Clown Alley
Circus of Chaos
6.1
While crossover-style thrash seems to be resurging in popularity with the relative success of bands like Municipal Waste, as well as the re-release of genre classics by Cryptic Slaughter and others, the name Clown Alley still hasn’t popped up much in the metal press. At first glance, this seems like a pretty egregious oversight. Clown Alley is steeped in metal history; guitarist Mark Deutrom’s Alchemy Records released the debut records by seminal Bay Area innovators Neurosis and The Melvins, while Deutrom and Clown Alley bassist Lori Black (who is, by the way, Shirley Temple’s frickin’ daughter) both did time in The Melvins as bassists. So why did it take a full twenty-one years for this 1985 LP to see re-release in CD format? Well, ultimately because this band doesn’t have anything wholly remarkable going on musically. Circus of Chaos is fairly stock mid-eighties thrash metal that features a few memorable moments, but this band clearly had more going on behind the scenes than they did musically.

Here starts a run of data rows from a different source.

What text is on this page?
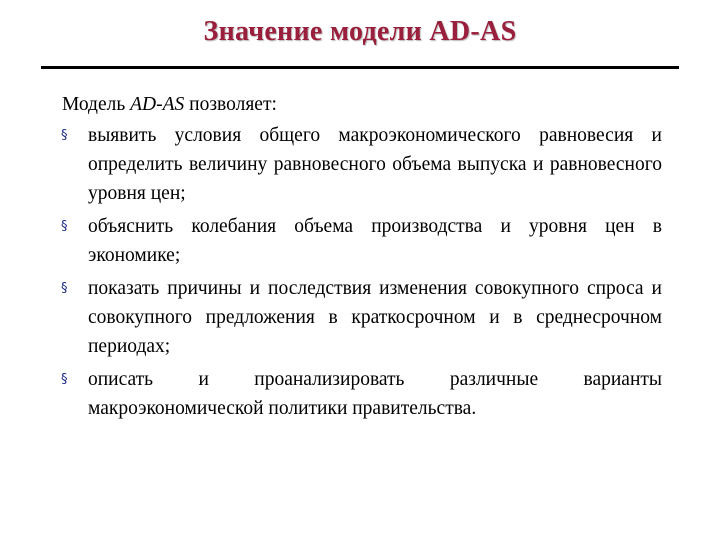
Значение модели AD-AS

Модель AD-AS позволяет:

§ выявить условия общего макроэкономического равновесия и определить величину равновесного объема выпуска и равновесного уровня цен;
§ объяснить колебания объема производства и уровня цен в экономике;
§ показать причины и последствия изменения совокупного спроса и совокупного предложения в краткосрочном и в среднесрочном периодах;
§ описать и проанализировать различные варианты макроэкономической политики правительства.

Stylistically somewhere between early DRI and Bay Area fellows Vio-Lence sans Robb Flynn’s guitar prowess, Clown Alley plow through ten tracks of workmanlike thrash on Circus of Chaos. The lyrical themes here have more in common with socially-dissatisfied hardcore than they do with apocalyptic metal; vocalist David Duran covers topics ranging from the aftereffects of America’s nuclear policy (“Uranium Miner’s Daughter”) to the monotony of the workaday life (“On the Way Up”). No surprises there, but what does surprise is Duran’s ability to use his voice in a way that not only doesn’t annoy—unlike Sean Killian of the aforementioned Vio-Lence, for example—but actually lends some catchiness to tracks like “Unplugged” and “Pet of a Pig.” Clown Alley definitely had the frenetic stop-start speed thing down pat here, and they sound surprisingly tight for a band that only put out a single album. But, like all thrash, Circus of Chaos’s ability to maintain the listener’s attention is reliant almost entirely on the strength of its riff content, and Mark Deutrom simply isn’t a clever or innovative enough axeman to propel Clown Alley ahead of the pack of 80’s west-coast thrash practitioners. This re-release also features four live cuts from one of the band’s few live shows, which see the band maintain impressive control of their spastic pace but do little to redeem the mediocrity of the material.
I’m ultimately not surprised that Southern Lord elected to re-release this album; they do love both their thrash and their sludge over at the Lord, and a thrash band responsible for kickstarting two of the most revered bands in doom/experimental/whatever was sure to hold appeal for them. Still though, Circus of Chaos comes off more like a novelty and a history piece than an album to be enjoyed for its own merits, and unless you’re severely fiending for compressed, reverby thrash/punk, this is not likely to garner many spins on your turntable.